Malgré les apparences, Sonos est avant tout une entreprise basée sur l’ingénierie informatique. La magie des produits Sonos, c’est le software. C’est ce qui nous distingue de la concurrence. Ma devise, c’est d’être toujours plusieurs pas en avant. Tant que nous parvenons à innover et à proposer des idées qui répondent aux besoins, tout ira bien. En réalité, la réussite ou l’échec, dépendent davantage de ce que l’on se fait à soi-même que de ce que le monde nous fait. Par exemple, nous venons de lancer une nouvelle enceinte – l’Era 300 – qui va sans doute propulser l’audio spatial dans les foyers et remplacer les enceintes connectées d’il y a 10 ans. C’est un produit qui fait remonter la barre dans l’industrie, au moment même où Sonos s’apprête à quitter l’industrie de la tech telle qu’on la connaît.

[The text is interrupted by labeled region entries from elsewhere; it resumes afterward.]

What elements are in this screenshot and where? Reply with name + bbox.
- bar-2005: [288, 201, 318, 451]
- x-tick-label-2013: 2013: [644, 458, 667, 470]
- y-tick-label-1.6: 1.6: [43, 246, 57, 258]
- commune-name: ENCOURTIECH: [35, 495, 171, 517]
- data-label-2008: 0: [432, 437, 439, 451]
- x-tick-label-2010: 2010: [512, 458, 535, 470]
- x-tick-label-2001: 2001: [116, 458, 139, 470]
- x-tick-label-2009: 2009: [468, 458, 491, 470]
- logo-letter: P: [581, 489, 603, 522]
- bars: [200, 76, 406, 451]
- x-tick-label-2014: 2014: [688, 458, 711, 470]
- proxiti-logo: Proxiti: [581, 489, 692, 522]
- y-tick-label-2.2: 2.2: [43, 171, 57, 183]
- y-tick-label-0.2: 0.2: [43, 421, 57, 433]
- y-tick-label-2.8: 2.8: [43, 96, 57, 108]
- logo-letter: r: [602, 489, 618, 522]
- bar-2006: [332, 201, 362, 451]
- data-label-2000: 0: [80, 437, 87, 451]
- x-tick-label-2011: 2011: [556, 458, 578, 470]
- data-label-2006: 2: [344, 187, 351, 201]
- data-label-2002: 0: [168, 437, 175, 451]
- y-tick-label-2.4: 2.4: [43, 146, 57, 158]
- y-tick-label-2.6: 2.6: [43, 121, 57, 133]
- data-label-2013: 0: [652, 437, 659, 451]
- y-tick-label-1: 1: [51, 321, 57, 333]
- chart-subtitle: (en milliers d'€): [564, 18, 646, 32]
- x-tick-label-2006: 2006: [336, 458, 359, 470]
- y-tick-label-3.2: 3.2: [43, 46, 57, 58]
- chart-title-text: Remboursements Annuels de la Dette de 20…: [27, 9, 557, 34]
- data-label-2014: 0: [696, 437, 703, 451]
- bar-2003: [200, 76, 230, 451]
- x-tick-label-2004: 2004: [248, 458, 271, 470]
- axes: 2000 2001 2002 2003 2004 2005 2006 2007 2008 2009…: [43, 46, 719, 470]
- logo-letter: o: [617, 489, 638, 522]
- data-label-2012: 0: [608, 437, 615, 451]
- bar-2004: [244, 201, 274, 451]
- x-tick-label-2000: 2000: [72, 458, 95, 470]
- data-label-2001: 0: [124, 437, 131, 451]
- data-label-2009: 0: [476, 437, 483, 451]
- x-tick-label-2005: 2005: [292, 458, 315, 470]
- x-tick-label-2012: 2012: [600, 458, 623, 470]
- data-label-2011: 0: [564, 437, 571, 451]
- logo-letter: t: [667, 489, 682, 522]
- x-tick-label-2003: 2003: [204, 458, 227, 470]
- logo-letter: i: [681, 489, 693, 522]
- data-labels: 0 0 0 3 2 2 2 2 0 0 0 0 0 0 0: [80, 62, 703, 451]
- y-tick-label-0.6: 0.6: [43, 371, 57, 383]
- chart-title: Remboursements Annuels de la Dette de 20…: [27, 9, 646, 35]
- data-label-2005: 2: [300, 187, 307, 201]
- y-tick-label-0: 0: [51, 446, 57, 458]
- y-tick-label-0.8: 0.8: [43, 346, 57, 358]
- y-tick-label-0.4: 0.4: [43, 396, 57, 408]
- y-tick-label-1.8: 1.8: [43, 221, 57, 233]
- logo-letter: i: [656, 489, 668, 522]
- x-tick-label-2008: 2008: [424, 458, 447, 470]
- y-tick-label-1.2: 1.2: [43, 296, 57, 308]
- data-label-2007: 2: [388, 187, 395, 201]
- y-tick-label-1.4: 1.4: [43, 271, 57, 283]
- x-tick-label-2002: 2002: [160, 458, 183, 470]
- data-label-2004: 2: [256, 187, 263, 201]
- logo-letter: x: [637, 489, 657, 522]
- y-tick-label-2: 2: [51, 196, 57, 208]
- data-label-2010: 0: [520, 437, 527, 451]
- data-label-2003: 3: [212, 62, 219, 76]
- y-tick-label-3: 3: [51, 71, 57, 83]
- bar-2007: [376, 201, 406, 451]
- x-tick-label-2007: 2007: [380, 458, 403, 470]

Il y a un an, Sonos a racheté Mayht. Une start-up hollandaise qui a conçu un haut-parleur d’un nouveau genre. Qu’est-ce que cela signifie pour Sonos ?

Il s’agit d’une société néerlandaise qui produit des transducteurs. Le transducteur, ou haut-parleur, c’est le cœur d’une enceinte acoustique. C’est lui qui crée le son. Alors que tous les experts vous diront qu’il est impossible d’innover dans ce domaine, Mayht a conçu une toute nouvelle catégorie de haut-parleur capable d’offrir une meilleure qualité sonore sous un format plus compact, plus léger et moins énergivore. C’est exactement ce que Sonos recherche pour ses systèmes d’enceintes portables et multiroom. Cette percée va nous permettre d’établir une nouvelle norme dans l’industrie audio. C’est ce qui nous passionne.

Sonos Pro : des ambiances musicales à la carte pour les commerces et l’Horeca

Deux ans après avoir lancé “S2”, une plateforme qui propose des centaines de services de streaming, des milliers de webradios et des playlists réalisées en partenariat avec des artistes, Sonos vient de dévoiler une offre SaaS pour les entreprises. Moyennant un abonnement mensuel, Sonos Pro permet aux entreprises de diffuser facilement un son de qualité dans chacun de leurs locaux, y compris de la musique sous licence commerciale. “Grâce à Sonos Pro, les entreprises peuvent désormais rationaliser leur son, explique Audra Kinsley, VP et GM de Sonos Professional. Sonos Pro a été conçu pour permettre aux marques de renforcer facilement leur style par le biais du son, grâce à des outils permettant d’organiser le contenu et de créer des expériences sonores distinctes qui trouvent un écho auprès des clients.” Dans la pratique, l’outil permet de piloter toute votre collection musicale à partir d’un tableau de bord simple. Où que vous soyez, vous pouvez voir ce qui est joué en temps réel dans chaque commerce ou dans chaque pièce, prédéfinir des programmes de listes de lecture, définir des autorisations d’administrateur, et créer des ambiances sur mesure selon les pièces. “Avec Sonos Pro, les commerces peuvent bénéficier d’un accès exclusif à Sonos Backgrounds, un service musical sous licence commerciale qui permet de remplir n’importe quel espace d’un son immersif selon le mood que vous souhaitez. Vous pouvez aussi accéder facilement à des services de streaming tiers tels que Mood Mix, Soundtrack Your Brand ou Rockbot pour créer une expérience de marque cohérente“, détaille Audra Kinsley. Seule contrainte : le service ne fonctionne qu’avec le matériel Sonos existant. Sonos Pro est disponible aux États-Unis dès aujourd’hui, et d’autres marchés dont la Belgique sont annoncés pour le second semestre 2023.